Non-bank lenders integrate directly with accounting platforms and payment systems, enabling live insight into business performance.

2. Behavioral Analytics

91% of non-bank lenders assess digital engagement metrics—such as online reviews, website traffic, and social presence—as part of their credit models.

3. Predictive Algorithms

AI underwriting tools used by non-bank lenders are 37% more accurate at predicting repayment risk compared to traditional credit scoring models.

A Case Study in Contrast

One mid-sized manufacturer, with a 15-year banking relationship, approached their bank for a $350,000 equipment financing request. Despite a long track record of profitability, the bank offered:

  • 30% down payment

  • Personal guarantees from all partners

  • Three years of tax returns

  • A 4+ week processing time

  • No discount for loyalty

Working with a commercial finance broker, the company secured a better offer from a non-bank lender in just 4 days:

  • 10% down, no deposit requirement

  • Limited personal guarantees

  • Documentation pulled directly from accounting software

  • A payment structure aligned with seasonal revenue patterns

Same rate—better terms, faster timeline, and a deal tailored to their business.

What This Means for ElmBlue Clients

The takeaway is clear: access to capital is no longer about how long you’ve known your banker—it’s about how well your business is understood in real time.

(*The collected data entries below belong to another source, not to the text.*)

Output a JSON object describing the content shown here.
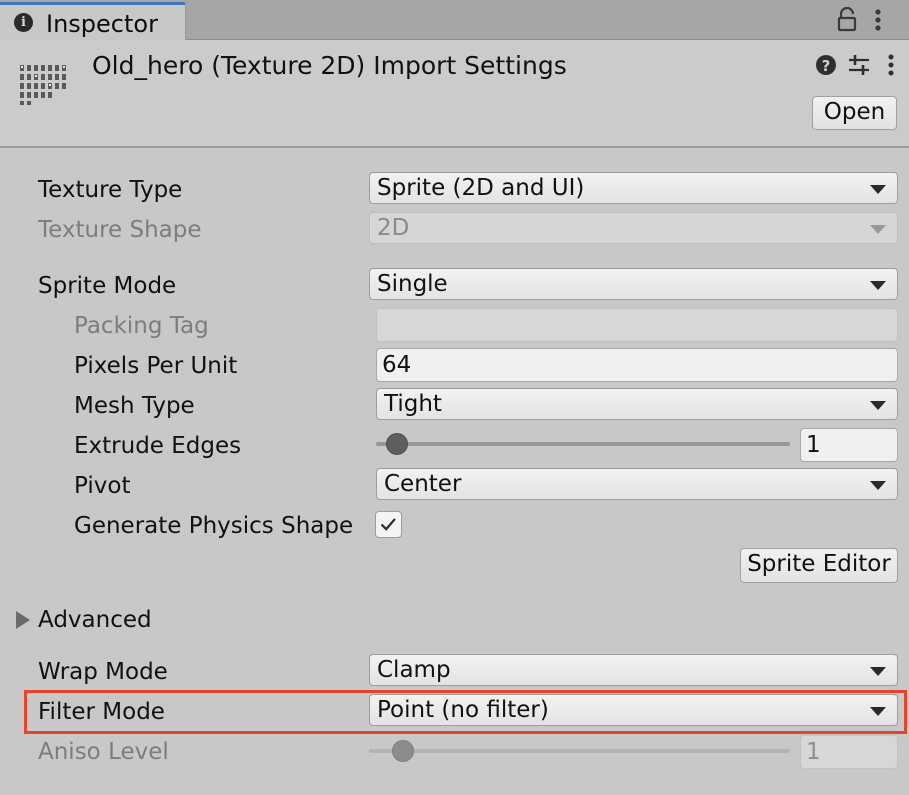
{
  "tab": {
    "title": "Inspector",
    "icons": [
      "info-icon",
      "lock-icon",
      "kebab-menu-icon"
    ]
  },
  "header": {
    "title": "Old_hero (Texture 2D) Import Settings",
    "open_label": "Open",
    "icons": [
      "help-icon",
      "preset-sliders-icon",
      "kebab-menu-icon"
    ]
  },
  "fields": {
    "texture_type": {
      "label": "Texture Type",
      "value": "Sprite (2D and UI)"
    },
    "texture_shape": {
      "label": "Texture Shape",
      "value": "2D"
    },
    "sprite_mode": {
      "label": "Sprite Mode",
      "value": "Single"
    },
    "packing_tag": {
      "label": "Packing Tag",
      "value": ""
    },
    "pixels_per_unit": {
      "label": "Pixels Per Unit",
      "value": "64"
    },
    "mesh_type": {
      "label": "Mesh Type",
      "value": "Tight"
    },
    "extrude_edges": {
      "label": "Extrude Edges",
      "value": "1",
      "fraction": 0.05
    },
    "pivot": {
      "label": "Pivot",
      "value": "Center"
    },
    "generate_physics_shape": {
      "label": "Generate Physics Shape",
      "checked": true
    },
    "sprite_editor_label": "Sprite Editor",
    "advanced_label": "Advanced",
    "wrap_mode": {
      "label": "Wrap Mode",
      "value": "Clamp"
    },
    "filter_mode": {
      "label": "Filter Mode",
      "value": "Point (no filter)"
    },
    "aniso_level": {
      "label": "Aniso Level",
      "value": "1",
      "fraction": 0.08
    }
  },
  "colors": {
    "highlight": "#e2452a",
    "tab_accent": "#3a79bb",
    "panel_bg": "#c8c8c8"
  }
}
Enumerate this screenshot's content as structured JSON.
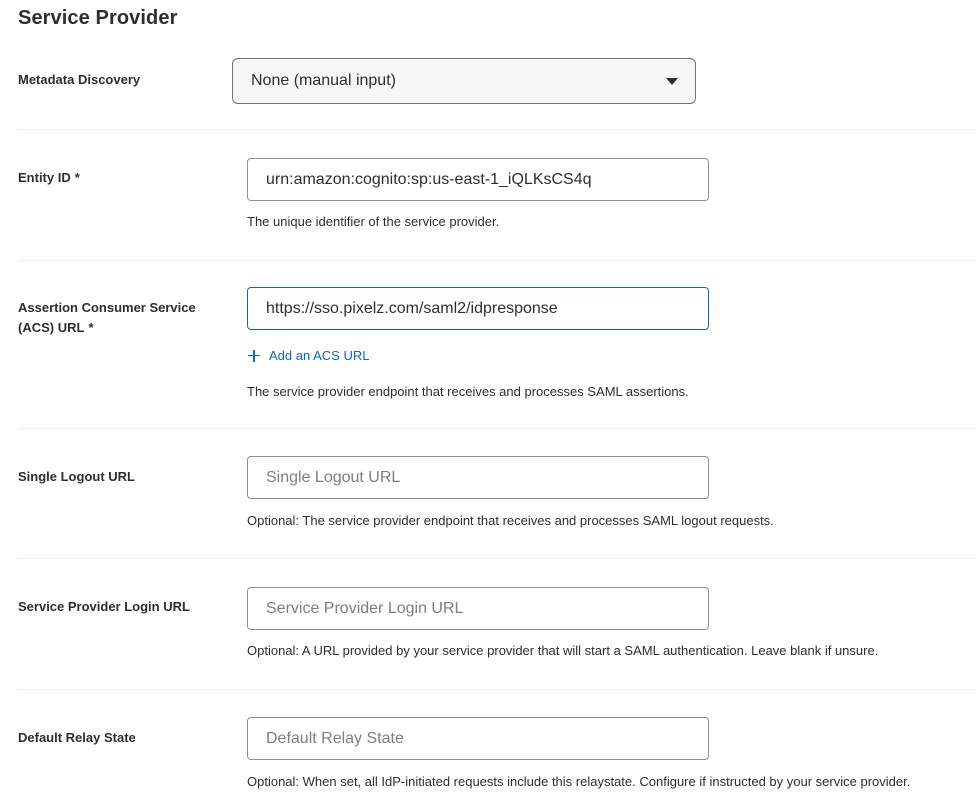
{
  "section": {
    "title": "Service Provider"
  },
  "metadata_discovery": {
    "label": "Metadata Discovery",
    "selected": "None (manual input)"
  },
  "entity_id": {
    "label": "Entity ID",
    "required_mark": "*",
    "value": "urn:amazon:cognito:sp:us-east-1_iQLKsCS4q",
    "help": "The unique identifier of the service provider."
  },
  "acs_url": {
    "label_line1": "Assertion Consumer Service",
    "label_line2": "(ACS) URL",
    "required_mark": "*",
    "value": "https://sso.pixelz.com/saml2/idpresponse",
    "add_link": "Add an ACS URL",
    "help": "The service provider endpoint that receives and processes SAML assertions."
  },
  "single_logout": {
    "label": "Single Logout URL",
    "value": "",
    "placeholder": "Single Logout URL",
    "help": "Optional: The service provider endpoint that receives and processes SAML logout requests."
  },
  "sp_login_url": {
    "label": "Service Provider Login URL",
    "value": "",
    "placeholder": "Service Provider Login URL",
    "help": "Optional: A URL provided by your service provider that will start a SAML authentication. Leave blank if unsure."
  },
  "relay_state": {
    "label": "Default Relay State",
    "value": "",
    "placeholder": "Default Relay State",
    "help": "Optional: When set, all IdP-initiated requests include this relaystate. Configure if instructed by your service provider."
  },
  "colors": {
    "link": "#0b66c3",
    "focus_border": "#0b66c3",
    "text": "#2b2f33",
    "divider": "#eceef0"
  },
  "icons": {
    "dropdown": "caret-down-icon",
    "add": "plus-icon"
  }
}
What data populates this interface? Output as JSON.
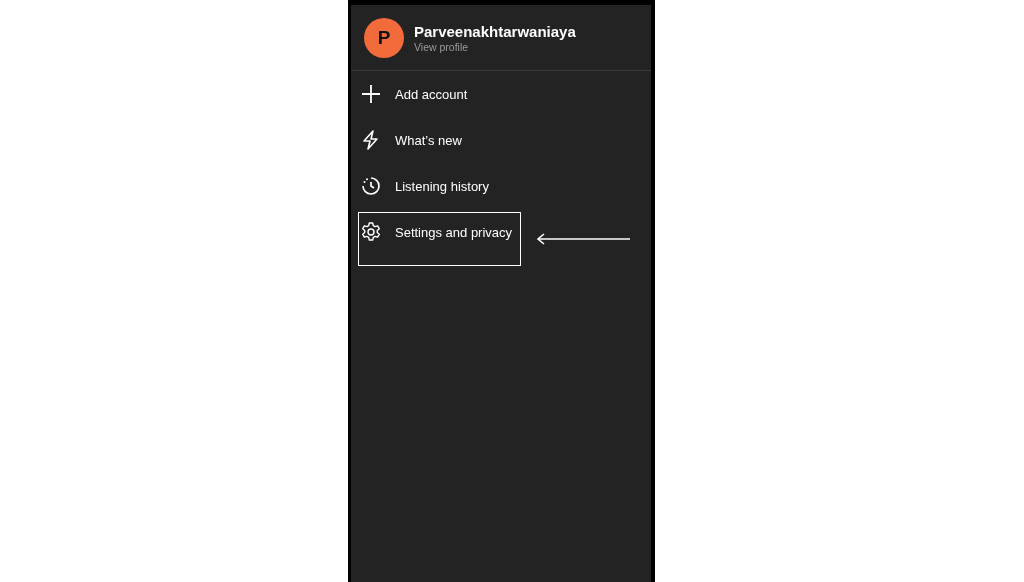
{
  "profile": {
    "initial": "P",
    "name": "Parveenakhtarwaniaya",
    "subtitle": "View profile"
  },
  "menu": [
    {
      "kind": "add",
      "label": "Add account",
      "highlighted": false
    },
    {
      "kind": "news",
      "label": "What’s new",
      "highlighted": false
    },
    {
      "kind": "history",
      "label": "Listening history",
      "highlighted": false
    },
    {
      "kind": "settings",
      "label": "Settings and privacy",
      "highlighted": true
    }
  ]
}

At ElmBlue, we believe in matching every client with the lender most aligned to their story. That’s why we:

  • Work with a diverse network of forward-thinking non-bank lenders

  • Use technology to accelerate approvals and simplify documentation

  • Help clients prepare financials in ways modern lenders value most

Final Thought: Finance That Moves at the Speed of Business

As the lending landscape continues to shift, the brokers and lenders who thrive will be those who embrace smarter data, faster tools, and a more flexible mindset. At ElmBlue, we’re here to help you navigate this new era—and secure financing built for your business reality.